Terra Incognita – Damien Flood
Municipal Gallery, Dún Laoghaire

The spare, formal grammar of the paintings in Damien Flood's Terra Incognita, with linear flourishes and enigmatic, sometimes tear-shaped motifs against background expanses, has echoes of the great Joan Miró, though with a quite different palette. Where Miró delights in bold primary colours, Flood's palette tends to be more muted, toned-down and earthy, even though he certainly does use colour, and lots of it. Like Miró, he is dealing in this exhibition with memory. And like Miró, he approaches it in terms of personalised, stylised details, linked to specific images and things, though for the most part not obviously so.

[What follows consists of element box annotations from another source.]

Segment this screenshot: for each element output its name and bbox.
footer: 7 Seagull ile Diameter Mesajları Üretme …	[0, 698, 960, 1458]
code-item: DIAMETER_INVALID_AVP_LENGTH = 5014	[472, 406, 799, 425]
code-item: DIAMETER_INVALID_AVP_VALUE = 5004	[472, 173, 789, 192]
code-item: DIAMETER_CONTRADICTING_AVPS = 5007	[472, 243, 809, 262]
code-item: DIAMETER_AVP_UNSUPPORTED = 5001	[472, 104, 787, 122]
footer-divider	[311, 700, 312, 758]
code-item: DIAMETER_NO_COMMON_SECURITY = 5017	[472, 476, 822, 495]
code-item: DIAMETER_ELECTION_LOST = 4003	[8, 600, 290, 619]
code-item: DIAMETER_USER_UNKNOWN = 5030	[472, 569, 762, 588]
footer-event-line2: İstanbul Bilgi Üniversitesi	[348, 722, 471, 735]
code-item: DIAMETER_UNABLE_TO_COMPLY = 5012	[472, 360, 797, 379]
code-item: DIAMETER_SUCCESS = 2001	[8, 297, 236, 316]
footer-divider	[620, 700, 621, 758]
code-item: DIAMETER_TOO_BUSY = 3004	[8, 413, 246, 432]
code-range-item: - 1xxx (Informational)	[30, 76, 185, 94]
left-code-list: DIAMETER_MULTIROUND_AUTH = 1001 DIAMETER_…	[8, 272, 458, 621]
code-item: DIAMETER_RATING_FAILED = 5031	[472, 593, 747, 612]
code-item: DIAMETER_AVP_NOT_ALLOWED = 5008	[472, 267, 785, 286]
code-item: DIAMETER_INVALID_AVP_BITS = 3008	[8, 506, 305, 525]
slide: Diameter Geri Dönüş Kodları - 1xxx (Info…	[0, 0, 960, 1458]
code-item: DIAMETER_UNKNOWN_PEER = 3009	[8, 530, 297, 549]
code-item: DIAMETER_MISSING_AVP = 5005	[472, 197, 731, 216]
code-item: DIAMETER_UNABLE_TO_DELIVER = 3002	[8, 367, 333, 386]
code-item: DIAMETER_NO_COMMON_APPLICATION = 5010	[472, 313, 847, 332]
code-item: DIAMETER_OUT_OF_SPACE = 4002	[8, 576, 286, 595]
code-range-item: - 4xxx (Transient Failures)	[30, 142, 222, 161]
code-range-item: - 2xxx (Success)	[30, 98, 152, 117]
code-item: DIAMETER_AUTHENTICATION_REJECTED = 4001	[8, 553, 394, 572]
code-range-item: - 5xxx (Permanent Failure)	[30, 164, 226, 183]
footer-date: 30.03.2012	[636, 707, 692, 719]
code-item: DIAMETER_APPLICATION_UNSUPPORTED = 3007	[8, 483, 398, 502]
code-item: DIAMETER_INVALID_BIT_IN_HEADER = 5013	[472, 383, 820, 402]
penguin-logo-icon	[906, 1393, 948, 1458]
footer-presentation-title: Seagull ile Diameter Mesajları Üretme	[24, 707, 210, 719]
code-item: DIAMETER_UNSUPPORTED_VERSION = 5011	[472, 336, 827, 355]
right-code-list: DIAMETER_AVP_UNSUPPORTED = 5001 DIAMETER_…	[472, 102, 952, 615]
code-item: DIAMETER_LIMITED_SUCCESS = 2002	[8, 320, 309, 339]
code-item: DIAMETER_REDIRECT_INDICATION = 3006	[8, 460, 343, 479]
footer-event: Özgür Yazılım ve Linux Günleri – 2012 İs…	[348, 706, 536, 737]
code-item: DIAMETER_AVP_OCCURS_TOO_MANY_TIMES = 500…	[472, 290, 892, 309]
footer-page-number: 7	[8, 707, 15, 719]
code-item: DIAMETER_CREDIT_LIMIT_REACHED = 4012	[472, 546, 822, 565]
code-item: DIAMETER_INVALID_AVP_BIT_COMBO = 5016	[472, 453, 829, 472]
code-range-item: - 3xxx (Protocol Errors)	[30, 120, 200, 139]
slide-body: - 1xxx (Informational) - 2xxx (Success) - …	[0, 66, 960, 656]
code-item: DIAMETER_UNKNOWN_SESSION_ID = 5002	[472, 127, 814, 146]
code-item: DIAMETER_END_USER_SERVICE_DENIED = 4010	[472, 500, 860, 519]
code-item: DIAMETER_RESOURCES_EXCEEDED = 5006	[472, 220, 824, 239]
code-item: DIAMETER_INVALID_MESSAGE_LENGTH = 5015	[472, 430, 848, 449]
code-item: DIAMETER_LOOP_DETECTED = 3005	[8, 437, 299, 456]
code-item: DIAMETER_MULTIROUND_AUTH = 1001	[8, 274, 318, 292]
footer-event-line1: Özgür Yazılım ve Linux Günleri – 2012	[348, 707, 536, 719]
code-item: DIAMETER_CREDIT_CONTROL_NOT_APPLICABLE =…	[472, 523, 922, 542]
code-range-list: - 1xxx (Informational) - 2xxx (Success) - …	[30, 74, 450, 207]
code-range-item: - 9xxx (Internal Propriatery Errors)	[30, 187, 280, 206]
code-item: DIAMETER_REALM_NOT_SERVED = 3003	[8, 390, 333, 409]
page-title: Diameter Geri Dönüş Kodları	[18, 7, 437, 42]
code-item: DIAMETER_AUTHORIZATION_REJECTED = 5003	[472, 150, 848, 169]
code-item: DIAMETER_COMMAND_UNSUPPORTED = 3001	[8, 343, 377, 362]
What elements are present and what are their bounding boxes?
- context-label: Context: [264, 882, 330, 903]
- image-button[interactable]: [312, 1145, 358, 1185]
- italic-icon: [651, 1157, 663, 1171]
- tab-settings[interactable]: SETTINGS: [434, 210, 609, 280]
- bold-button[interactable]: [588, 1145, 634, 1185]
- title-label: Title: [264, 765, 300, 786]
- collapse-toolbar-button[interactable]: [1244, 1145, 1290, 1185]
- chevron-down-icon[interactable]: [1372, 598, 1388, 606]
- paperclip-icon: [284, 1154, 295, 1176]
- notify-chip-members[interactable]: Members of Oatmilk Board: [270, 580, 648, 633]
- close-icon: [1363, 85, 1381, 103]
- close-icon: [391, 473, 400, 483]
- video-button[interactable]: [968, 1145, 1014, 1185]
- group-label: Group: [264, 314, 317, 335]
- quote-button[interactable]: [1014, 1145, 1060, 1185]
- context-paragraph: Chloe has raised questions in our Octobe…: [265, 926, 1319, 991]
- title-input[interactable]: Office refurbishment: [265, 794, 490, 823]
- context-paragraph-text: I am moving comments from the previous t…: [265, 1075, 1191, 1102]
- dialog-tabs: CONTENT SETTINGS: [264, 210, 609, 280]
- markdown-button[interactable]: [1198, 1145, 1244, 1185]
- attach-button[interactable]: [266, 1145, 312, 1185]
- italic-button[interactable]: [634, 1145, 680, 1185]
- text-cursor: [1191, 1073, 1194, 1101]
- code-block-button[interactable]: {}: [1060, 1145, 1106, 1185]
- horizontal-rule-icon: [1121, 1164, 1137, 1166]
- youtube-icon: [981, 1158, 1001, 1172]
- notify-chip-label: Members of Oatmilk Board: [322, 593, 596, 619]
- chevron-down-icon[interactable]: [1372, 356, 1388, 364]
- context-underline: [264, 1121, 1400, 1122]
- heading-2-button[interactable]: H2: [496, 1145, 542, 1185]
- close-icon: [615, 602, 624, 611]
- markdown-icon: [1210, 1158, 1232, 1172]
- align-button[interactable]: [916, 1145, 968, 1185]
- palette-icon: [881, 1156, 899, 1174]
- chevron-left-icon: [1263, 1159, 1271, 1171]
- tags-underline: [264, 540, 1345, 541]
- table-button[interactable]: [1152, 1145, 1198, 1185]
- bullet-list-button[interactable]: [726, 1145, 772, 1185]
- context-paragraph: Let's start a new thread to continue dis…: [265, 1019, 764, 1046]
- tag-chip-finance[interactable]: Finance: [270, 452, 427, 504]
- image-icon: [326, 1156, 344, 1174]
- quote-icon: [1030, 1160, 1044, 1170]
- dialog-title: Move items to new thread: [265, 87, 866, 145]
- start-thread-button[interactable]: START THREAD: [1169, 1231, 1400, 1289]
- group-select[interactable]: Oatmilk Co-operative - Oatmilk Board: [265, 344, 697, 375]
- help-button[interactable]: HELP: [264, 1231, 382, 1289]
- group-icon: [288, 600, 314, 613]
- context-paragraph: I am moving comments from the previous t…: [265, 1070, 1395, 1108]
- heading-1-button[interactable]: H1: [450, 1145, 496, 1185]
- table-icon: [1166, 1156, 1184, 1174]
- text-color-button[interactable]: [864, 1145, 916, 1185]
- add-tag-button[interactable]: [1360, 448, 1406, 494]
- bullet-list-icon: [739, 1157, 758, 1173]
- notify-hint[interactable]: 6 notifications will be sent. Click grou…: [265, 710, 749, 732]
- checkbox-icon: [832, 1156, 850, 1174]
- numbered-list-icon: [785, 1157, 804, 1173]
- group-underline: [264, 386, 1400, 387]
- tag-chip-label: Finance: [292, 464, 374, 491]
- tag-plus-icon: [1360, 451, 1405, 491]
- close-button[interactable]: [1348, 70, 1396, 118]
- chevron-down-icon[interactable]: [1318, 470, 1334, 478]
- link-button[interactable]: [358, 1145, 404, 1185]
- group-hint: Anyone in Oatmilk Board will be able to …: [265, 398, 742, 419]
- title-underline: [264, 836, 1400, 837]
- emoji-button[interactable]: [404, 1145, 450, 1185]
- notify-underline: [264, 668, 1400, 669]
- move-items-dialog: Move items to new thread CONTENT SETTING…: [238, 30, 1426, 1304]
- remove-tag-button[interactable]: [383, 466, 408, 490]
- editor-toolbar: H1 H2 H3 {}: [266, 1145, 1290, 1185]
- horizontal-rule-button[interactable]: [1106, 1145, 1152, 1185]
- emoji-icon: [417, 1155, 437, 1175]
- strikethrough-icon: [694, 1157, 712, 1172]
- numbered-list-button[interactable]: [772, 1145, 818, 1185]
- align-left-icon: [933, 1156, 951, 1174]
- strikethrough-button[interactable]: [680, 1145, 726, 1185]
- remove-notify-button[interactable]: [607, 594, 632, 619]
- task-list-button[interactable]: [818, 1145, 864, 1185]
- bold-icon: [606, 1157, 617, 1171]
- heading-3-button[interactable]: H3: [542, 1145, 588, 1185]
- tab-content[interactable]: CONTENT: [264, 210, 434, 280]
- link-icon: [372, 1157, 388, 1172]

In his work to date he has shown an interest in conceptual bids to understand the world, both orthodox and unorthodox, from philosophical theories to alchemical dreams. His paintings suggest that he is drawn to the essential strangeness that links all such enterprises.

He embarked on this project by asking a question suitably in tune with his previous concerns: What is it to know a place? To find out, he looked to straightforward historical research and one-to-one interviews with residents of the Dún Laoghaire area. The upshot is a sense of a place in terms of the individual, usually unseen and largely unstated histories of those who live there. Flood focuses on precise details culled from the stories he has heard.

Just as important is a sense of the ground of each painting as a context, a generative layer that can incorporate both the physical, topographical precinct and the psychological landscape – the mixture of outer and inner worlds that we each inhabit. The outer gains primacy in Cinder, a reference to a fire that destroyed a church. Captain looks to the harbour and is a contemplation of experience and retirement. Playground indicates the commonality of experience in a lifelong friendship. Once you enter into the spirit of things, it is an engaging show.